Former Vice President Walter Mondale (’56), senior Watergate prosecutor Jill Wine Banks, and Francis O’Brien, chief of staff to Peter Rodino, then House Judiciary Committee chair, shared their perspectives with law students and numerous guests.
The Great Cases course studies 20 U.S. Supreme Court cases that have captured the attention and shaped the history of the nation. The decision of the Supreme Court in U.S. v. Nixon upheld the Order requiring President Nixon to turn over the tapes of conversations in his office and set in motion events that led to the President’s resignation two weeks after the decision.
The Watergate scandal began June 17, 1972, with the break-in at Democratic National Committee headquarters at the Watergate hotel in Washington, D.C. President Richard Nixon resigned Aug. 9, 1974, but repercussions of the event extended for years to come.
Mondale was a leader in the U.S. Senate during the Watergate period. He played a key role on the committee formed to examine the abuses of law and power by the U.S. intelligence community and the office of the president that came to light during Watergate investigations (the Senate Select Committee to Study Governmental Operations With Respect to Intelligence Activities, or the "Church Committee"). As a senator and later as vice president, Mondale worked to pass the Foreign Intelligence Surveillance Act of 1978, designed to protect both national security and civil liberties.

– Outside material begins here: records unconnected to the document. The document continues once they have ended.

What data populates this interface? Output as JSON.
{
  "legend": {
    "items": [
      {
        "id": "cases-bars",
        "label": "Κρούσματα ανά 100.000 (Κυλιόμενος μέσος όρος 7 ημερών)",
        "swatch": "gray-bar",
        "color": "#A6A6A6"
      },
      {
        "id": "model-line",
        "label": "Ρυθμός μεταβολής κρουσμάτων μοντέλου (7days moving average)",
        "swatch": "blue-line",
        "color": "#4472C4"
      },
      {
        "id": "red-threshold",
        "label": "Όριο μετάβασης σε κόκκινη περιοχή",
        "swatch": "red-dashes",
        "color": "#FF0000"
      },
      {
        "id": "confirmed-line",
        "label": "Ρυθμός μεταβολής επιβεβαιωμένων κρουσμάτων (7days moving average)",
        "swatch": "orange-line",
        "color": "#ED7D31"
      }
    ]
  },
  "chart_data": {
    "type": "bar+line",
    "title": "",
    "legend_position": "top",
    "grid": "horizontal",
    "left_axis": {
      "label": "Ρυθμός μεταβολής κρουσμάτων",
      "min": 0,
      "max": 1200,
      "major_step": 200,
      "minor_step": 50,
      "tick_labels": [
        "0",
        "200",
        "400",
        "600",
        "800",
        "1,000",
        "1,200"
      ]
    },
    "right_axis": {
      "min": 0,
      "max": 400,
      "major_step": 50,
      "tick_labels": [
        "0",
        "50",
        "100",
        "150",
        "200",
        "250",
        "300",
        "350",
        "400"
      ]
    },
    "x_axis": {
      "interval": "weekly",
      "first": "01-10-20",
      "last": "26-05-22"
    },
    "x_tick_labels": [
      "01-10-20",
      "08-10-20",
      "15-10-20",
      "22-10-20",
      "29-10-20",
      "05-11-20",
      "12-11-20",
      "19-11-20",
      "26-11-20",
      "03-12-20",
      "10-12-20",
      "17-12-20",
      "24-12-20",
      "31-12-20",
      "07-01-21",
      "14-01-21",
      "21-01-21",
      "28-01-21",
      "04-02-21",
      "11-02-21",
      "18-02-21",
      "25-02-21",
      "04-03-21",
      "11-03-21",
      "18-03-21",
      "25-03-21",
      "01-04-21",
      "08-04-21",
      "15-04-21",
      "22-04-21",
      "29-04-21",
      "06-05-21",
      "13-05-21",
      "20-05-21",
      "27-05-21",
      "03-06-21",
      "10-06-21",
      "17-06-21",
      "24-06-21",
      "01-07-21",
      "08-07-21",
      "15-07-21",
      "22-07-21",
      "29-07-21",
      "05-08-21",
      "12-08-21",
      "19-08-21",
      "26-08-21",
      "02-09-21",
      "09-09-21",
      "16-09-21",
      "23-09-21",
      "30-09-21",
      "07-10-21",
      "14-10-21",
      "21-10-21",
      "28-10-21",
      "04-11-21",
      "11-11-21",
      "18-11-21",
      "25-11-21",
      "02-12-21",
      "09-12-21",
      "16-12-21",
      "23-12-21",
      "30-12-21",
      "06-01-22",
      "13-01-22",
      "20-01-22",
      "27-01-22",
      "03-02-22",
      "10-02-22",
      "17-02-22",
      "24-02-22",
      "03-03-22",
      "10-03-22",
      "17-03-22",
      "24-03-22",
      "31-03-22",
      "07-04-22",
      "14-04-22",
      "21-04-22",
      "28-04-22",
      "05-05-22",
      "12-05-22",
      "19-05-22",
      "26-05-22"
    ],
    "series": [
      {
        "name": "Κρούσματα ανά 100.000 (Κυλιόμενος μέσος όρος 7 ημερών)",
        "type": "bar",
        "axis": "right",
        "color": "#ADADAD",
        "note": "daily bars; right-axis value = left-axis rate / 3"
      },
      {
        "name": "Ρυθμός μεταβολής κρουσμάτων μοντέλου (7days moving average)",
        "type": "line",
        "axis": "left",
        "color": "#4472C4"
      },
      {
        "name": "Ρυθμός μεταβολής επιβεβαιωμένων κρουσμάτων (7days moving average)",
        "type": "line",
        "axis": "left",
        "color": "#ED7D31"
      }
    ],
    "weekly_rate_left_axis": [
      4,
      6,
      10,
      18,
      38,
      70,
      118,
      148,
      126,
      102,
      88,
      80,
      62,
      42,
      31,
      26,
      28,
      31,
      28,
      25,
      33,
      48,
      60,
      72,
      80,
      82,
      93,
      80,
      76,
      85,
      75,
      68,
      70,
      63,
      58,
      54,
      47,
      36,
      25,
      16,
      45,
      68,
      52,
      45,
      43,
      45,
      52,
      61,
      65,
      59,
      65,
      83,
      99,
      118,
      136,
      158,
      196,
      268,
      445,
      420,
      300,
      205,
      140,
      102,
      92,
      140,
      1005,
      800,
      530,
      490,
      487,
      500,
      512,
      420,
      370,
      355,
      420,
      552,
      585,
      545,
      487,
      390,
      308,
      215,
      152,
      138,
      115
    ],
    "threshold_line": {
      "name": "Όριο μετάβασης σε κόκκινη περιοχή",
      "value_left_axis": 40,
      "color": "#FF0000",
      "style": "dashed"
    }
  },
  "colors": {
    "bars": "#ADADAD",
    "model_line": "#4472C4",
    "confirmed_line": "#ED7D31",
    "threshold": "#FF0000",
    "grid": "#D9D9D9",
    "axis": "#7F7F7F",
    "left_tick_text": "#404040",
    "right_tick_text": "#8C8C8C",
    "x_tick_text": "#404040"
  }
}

Wine Banks was a prosecutor with the U.S. Department of Justice before the Watergate break-in. When the obstruction of justice trial began, she was selected to be one of three assistant special prosecutors on Special Prosecutor Leon Jaworski’s team because of her courtroom talent and record. She became known for her skilled interrogation of Rose Mary Woods regarding the 18-minute gap in a critical Oval Office tape.
O’Brien was chief aid to Rodino, who as chair of the House Judiciary Committee presided over the Nixon impeachment hearings and drawing up of the Articles of Impeachment. In January 1974, O’Brien described for Time magazine the evidence-gathering responsibilities of Committee staff: "We have to take everything that has been given to us, break it down into areas, decide what we have, what it means, whether more is needed, and how we should go about getting any more." O’Brien was Press Secretary to Mondale during the 1976 Presidential campaign and to Geraldine Ferraro during the 1984 Presidential campaign.